Вдруг, к моему заторможенному недоумению, вся моя злость улетучилась, уступив место апатичной дремоте. Я промычал что-то невнятное и в лупоглазых бельмах стюардессы-трутня увидел за собой Козетту, рассерженно замахивавшуюся фотоаппаратом.
— Кадр-р на премию! — возбужденно гаркнула Козетта. — Н-на!
Одним решительным ударом она вбила левый глаз стюардессы-трутня обратно в глазницу. Стюардесса-трутень укоризненно всхлипнула, отпустила меня и попыталась что-то нравоучительно сказать. Однако Козетта оборвала ее, брезгливо впихнув пальчиком листик стронгилодона ей прямо между мандибулами.
Стюардесса-трутень невольно сглотнула, и ее вбитый глаз снова выпучился. Затем она схватилась за горло и, словно выпивший на дорожку манекен, чеканным шагом отправилась куда-то в сторону, ударяясь по пути об кресла и спотыкаясь об тела.
— Господи… на них же теперь можно яичницу поджарить!.. — простонал я, держась за свои горевшие уши. — Еще и пилотов вырубило… Надо… надо разбудить их… — Я обессиленно сел на колени одному из пассажиров. — А еще… Мгфх! — И я заплевался, неожиданно ощутив, что Козетта нагло лезет ко мне в рот.
Бесцеремонно втиснув мне за щеку маленький побег стронгилодона из пакетика, Козетта точно такой же кусочек положила на свой розовый язычок. Переглянувшись, мы с отвращением прожевали стронгилодон. Мои губы тотчас словно прилипли к зубам, а язык — как будто окоченел и присосался к нёбу. Однако вальсировавшие у меня перед глазами вихрастые темные пятна померкли и рассеялись.
— Вс… всё… подъем… — Я смущенно вытер потекшие по подбородку слюни и попытался встать. — Надо к пил… пилотам!.. Иначе…
— Ну ты и тяжелый! — капризно пожаловалась Козетта, помогая мне подняться. — Похоже, вот они — пудовые русские «гирьки»!..
— Ага, осталось только их с твоими «гирьками» в апреле-мае стукнуть[15]! — отмахнулся я и завертел головой, ища стюардессу-трутня.
Козетта с подозрением прищурилась и принялась водить фотоаппаратом по сторонам.
— У тебя там датчик движения? — с сарказмом поинтересовался я.
— У меня там датчик иронии! — огрызнулась Козетта, делая первые шаги в сторону кабины пилотов. — Так что заткнись, Алекс, и следи в оба своих медвежьих глаза!
— Принято, госпожа убийца чудовищ.
Потолок салона внезапно щелкнул, и из него свесились кислородные маски.
— Это бы пригодилось от их вони — если бы упало вовремя! — с сожалением произнес я. — Ладно, нет веселья без похмелья.
— О-ля-ля!
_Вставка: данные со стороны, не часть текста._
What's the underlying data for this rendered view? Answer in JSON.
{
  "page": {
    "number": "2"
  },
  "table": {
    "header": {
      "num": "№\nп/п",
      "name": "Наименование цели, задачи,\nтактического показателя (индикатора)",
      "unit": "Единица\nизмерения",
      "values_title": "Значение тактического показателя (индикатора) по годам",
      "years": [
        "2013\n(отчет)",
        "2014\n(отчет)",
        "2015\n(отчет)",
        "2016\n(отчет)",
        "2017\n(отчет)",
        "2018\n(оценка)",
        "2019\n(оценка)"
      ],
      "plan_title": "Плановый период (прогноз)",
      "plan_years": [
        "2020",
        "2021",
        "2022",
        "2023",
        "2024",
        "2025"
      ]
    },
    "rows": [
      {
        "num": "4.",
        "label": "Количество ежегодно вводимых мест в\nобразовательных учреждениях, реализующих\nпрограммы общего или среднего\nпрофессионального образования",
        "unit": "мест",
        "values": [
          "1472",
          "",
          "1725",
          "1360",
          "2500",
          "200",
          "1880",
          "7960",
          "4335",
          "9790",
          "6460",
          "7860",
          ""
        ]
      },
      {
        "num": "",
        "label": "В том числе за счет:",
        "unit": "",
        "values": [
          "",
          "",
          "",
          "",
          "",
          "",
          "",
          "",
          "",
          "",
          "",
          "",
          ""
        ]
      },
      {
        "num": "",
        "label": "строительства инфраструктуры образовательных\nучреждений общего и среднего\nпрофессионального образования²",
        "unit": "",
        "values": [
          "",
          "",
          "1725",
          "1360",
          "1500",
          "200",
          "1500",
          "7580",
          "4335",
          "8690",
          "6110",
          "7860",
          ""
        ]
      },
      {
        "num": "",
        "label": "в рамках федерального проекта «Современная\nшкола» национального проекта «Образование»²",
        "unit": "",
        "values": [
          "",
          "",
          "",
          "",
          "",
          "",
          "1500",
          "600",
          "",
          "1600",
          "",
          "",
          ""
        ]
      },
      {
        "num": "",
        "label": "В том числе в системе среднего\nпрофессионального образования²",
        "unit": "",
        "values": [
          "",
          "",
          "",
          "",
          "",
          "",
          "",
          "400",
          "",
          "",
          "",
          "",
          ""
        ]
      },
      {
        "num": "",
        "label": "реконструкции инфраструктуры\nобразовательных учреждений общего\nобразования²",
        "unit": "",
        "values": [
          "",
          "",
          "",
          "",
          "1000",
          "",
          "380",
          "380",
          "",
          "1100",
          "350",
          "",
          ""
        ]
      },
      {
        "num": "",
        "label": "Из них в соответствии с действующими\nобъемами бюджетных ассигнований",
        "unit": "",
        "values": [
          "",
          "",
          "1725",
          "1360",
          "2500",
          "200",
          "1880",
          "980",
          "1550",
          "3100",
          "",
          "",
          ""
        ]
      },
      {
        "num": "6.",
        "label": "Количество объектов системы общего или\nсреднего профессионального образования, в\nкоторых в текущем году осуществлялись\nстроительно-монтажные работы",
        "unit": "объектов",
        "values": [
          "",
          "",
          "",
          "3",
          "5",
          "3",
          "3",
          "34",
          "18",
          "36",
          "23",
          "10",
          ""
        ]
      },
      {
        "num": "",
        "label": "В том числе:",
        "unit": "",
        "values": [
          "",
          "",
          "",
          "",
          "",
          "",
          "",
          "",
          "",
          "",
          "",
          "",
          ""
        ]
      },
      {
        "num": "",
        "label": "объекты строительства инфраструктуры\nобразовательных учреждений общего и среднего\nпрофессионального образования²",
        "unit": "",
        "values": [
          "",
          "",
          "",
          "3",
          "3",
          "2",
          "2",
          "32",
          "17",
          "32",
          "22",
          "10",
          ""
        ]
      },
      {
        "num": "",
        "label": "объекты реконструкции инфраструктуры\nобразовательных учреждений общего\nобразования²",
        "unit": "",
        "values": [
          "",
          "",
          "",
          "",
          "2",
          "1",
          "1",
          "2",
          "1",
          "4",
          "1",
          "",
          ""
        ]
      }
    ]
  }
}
Обожаю ваши алкогольные аллегории, — доверительно сообщила Козетта. — А так согласна: упасть должно вовремя!
Неудобно шагая по наклонившемуся полу, мы прошли служебный участок салона, где сервировали и разогревали еду, и оказались перед распахнутой кабиной пилотов.
— Прис-с-стегнитес-с-сь — или ош-штрафую ваш-ши орга-аны! — внезапно откуда-то пригрозила стюардесса-трутень.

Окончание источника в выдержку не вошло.